A fare da contorno all’attivismo di Samantha c’è la cerchia di amici e nemici all’interno del college: il black caucus, così le assemblee degli studenti neri vengono chiamati nella serie, è composto dalla migliore amica di Samantha, Joelle (Ashley Blaine Featherson, che ne prenderà con eleganza il posto in trasmissione quando Sam avrà una crisi personale), lo sportivo e ingenuo figlio del rettore Troy Fairbanks (Brandon P. Bell), l’ambiziosissima Coco Conners (Antoinette Robertson) che ambisce a diventare la prima donna presidente degli Stati Uniti, il timido reporter Lionel Higgins (DeRon Horton) con una capacità incredibile di scovare notizie, l’affascinante inventore Reggie Green (Marque Richardson) protagonista di una delle scene più disturbanti dell’intera serie, un trauma che lo segnerà a vita. E che tristemente riporta all’attualità dolorosa del #BlackLivesMatter, argomento che galleggia nell’atmosfera di diversi episodi, e nelle sfaccettature continue dei suoi personaggi.
Gli episodi sono brevi e incalzanti, dal montaggio spedito che tiene incollati a seguire gli svolgimenti. Non ci annoia mai con Dear White People, anzi: la fiction delle storie che si intrecciano a beneficio dello spettatore è il viatico a riflessioni attente e a domande di autocoscienza sul razzismo di cui non ci accorgiamo, su cosa significhi essere antirazzisti, sull’attivismo di cui si viene a conoscenza soltanto quando distorto da una cornice violenta. Le azioni di Samantha e dei suoi amici sono profondamente attuali, non diventano mai macchietta di sfondo.

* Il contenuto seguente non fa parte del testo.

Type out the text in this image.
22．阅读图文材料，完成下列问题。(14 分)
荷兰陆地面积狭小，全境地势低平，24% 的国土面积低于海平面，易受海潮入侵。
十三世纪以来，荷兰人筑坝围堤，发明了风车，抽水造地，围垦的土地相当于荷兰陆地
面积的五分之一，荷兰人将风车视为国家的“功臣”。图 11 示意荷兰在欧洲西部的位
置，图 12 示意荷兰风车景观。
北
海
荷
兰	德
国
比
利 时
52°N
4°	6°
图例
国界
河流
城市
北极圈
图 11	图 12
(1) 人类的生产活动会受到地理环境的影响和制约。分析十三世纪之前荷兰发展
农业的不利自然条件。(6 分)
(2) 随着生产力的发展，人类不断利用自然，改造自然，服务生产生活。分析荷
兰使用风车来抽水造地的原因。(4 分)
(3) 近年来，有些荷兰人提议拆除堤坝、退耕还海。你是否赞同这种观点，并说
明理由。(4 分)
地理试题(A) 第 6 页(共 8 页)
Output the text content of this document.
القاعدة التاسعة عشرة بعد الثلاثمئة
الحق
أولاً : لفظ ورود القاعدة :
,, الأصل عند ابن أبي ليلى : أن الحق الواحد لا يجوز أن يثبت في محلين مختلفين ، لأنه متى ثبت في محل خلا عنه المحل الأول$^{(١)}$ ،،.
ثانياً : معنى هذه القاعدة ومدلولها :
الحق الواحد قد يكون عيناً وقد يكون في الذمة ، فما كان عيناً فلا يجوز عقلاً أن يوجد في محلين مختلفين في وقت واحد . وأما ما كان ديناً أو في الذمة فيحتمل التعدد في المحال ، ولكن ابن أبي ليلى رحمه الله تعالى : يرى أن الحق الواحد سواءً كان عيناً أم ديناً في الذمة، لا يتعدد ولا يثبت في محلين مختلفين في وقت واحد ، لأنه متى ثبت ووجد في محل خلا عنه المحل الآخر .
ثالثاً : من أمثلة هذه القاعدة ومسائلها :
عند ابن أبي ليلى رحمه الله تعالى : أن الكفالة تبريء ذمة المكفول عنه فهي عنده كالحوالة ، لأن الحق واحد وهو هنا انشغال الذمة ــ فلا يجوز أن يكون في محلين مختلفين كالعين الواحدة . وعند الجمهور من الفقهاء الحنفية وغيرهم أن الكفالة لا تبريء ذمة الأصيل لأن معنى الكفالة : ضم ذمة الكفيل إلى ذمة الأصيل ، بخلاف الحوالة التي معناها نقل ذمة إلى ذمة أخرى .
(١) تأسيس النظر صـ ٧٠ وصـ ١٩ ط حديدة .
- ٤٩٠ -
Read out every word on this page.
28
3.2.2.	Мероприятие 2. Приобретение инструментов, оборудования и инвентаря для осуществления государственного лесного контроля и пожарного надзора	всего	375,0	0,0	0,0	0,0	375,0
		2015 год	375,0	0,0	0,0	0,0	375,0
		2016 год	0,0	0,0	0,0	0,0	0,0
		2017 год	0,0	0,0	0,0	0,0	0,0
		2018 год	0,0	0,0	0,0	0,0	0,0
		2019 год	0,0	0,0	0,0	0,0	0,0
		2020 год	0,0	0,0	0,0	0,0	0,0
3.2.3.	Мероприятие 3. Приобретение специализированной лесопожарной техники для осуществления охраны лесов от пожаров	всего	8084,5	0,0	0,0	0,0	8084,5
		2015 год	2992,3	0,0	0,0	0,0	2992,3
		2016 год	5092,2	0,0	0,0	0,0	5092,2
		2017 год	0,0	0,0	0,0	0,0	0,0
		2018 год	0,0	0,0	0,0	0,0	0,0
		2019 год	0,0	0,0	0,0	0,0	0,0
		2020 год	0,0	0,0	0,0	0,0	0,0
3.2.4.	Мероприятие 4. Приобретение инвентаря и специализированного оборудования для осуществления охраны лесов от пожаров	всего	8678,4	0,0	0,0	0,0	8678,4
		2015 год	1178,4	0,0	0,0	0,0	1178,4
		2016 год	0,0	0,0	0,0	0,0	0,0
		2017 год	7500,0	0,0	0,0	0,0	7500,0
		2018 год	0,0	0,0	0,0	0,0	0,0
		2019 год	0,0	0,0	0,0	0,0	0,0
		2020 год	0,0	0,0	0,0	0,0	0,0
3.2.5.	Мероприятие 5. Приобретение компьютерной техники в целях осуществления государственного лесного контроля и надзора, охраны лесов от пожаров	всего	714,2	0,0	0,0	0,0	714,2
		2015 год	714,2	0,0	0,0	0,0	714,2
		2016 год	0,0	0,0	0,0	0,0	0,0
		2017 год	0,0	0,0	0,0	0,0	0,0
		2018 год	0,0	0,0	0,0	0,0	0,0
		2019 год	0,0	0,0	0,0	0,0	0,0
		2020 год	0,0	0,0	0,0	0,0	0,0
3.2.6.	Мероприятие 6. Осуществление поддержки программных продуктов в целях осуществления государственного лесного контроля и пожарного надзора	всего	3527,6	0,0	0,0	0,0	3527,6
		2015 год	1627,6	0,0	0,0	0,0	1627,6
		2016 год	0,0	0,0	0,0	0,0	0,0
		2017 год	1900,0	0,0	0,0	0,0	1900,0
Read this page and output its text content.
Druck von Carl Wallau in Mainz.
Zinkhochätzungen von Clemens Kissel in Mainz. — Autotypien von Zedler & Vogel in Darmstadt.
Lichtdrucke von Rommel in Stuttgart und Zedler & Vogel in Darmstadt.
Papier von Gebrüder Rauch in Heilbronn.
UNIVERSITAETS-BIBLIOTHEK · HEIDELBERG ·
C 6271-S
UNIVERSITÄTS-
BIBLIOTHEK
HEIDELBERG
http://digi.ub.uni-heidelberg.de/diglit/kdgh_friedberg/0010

Una Colonna Sonora Che Ti Tiene Incollato Allo Schermo!
Il contrappunto ai tempi ampi-razzismo, giornalismo, discriminazione, l’ascesa dell’alt-right negli USA,
il ruolo dei social network, l’accettazione di sé e delle comunità – puntualmente approfonditi nella mezz’ora scarsa di durata delle puntate – è dato da una colonna sonora che fa tenere perennemente acceso Shazam:
una selezione intelligente e riuscitissima della migliore musica rap, hip hop, r&b e soul della storia, da A Tribe Called Quest a Childish Gambino, Janelle Monáe, Vince Staples, Tyler, The Creator, Michael Kiwanuka tanto per nominarne alcuni, che in certi momenti regala più di un sottotesto a cosa accade nella sceneggiatura. In attesa di una quarta stagione annunciata per il 2020, recuperare le prime tre stagioni di Dear White People è un piccolo piacere e dovere da concedersi.